U.S. worried by voter-influence efforts of Russia, China, Iran
WASHINGTON – Russian, China, Iran and other countries are engaged in continuous efforts to influence American policy and voters in the upcoming elections and beyond, U.S. national security officials said Friday.
“We are concerned about ongoing campaigns by Russia, China and other foreign actors, including Iran, to undermine confidence in democratic institutions and influence public sentiment and government policies,” the officials said in a joint statement. “These activities also may seek to influence voter perceptions and decision-making in the 2018 and 2020 U.S. elections.”

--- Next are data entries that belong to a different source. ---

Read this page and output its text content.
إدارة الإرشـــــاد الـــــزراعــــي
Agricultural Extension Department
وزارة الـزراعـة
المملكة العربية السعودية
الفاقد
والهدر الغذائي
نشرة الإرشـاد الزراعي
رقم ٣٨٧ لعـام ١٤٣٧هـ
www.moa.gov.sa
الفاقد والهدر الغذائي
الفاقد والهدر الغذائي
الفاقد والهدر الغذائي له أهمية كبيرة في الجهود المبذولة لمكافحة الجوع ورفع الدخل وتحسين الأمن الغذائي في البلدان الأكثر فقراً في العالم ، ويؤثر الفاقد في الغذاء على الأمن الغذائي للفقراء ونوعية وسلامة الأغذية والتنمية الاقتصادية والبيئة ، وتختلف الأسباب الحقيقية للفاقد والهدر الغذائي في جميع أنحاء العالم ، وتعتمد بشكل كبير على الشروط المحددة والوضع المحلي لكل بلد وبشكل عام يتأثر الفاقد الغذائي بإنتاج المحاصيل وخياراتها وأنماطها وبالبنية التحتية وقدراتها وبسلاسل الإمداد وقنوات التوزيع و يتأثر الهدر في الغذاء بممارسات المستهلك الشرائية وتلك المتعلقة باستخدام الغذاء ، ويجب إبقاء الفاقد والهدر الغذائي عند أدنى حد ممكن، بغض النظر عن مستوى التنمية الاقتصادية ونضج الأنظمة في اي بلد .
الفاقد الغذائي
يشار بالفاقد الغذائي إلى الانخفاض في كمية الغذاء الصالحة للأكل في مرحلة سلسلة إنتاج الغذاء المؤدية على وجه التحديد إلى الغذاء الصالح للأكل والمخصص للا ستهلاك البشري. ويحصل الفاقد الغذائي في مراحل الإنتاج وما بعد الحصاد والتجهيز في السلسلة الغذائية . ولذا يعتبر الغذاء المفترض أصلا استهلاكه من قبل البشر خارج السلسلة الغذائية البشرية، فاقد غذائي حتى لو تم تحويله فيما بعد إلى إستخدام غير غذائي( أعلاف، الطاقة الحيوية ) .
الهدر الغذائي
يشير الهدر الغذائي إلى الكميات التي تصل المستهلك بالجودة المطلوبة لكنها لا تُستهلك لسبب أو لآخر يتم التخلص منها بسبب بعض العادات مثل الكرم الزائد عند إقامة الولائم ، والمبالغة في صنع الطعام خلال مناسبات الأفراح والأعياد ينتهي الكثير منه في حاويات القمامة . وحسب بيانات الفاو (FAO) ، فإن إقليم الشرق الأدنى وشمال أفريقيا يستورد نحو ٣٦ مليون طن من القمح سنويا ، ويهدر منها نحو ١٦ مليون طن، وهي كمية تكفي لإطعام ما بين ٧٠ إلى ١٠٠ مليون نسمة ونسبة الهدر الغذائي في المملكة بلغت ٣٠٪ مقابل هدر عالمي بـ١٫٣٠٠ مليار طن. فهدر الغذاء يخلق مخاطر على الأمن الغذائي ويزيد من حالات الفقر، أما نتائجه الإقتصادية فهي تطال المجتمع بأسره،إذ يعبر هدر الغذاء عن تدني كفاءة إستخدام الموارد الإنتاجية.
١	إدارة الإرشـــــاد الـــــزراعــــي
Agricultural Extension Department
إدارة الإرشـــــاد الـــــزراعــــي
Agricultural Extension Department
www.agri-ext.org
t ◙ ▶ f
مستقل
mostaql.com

The two-page statement about foreign influence in U.S. elections was issued just weeks before the Nov. 6 elections by the Office of the Department of National Intelligence, the Justice Department, the FBI and the Department of Homeland Security.
Other countries are using social media to amplify divisive issues in American society, sponsor content in English-language media, such as Russia’s RT and Sputnik news outlets, the statement said. They also distribute propaganda and plant disinformation against political candidates, the departments said.
They statement did not provide specific examples of foreign interference.
The agencies said they currently do not have any evidence that voting systems have been disrupted or compromised in ways that could result in changing vote counts or hampering the ability to tally votes in the midterms, which are fewer than 20 days away.
“Some state and local governments have reported attempts to access their networks, which often include online voter registration databases, using tactics that are available to state and nonstate cyber actors,” they said.
But so far, they said state and local officials have been able to prevent access or quickly mitigate these attempts.
President Donald Trump has often cast doubt on U.S. intelligence findings that Russia interfered with the 2016 election, as special counsel Robert Mueller investigates potential ties between Russia and Trump’s campaign.
But Trump recently accused China of meddling in the midterms, and Vice President Mike Pence said in a speech this month that Russia’s actions in 2016 pale in comparison to the covert and overt activities China is taking to interfere in the U.S. midterm elections and counter Trump’s tough trade policies against Beijing.
China has denied that it is interfering in U.S. affairs.
Deputy Foreign Minister Sergei Ryabkov said recently that Russia has no intention to interfere in the midterm elections in the U.S. or meddle elsewhere.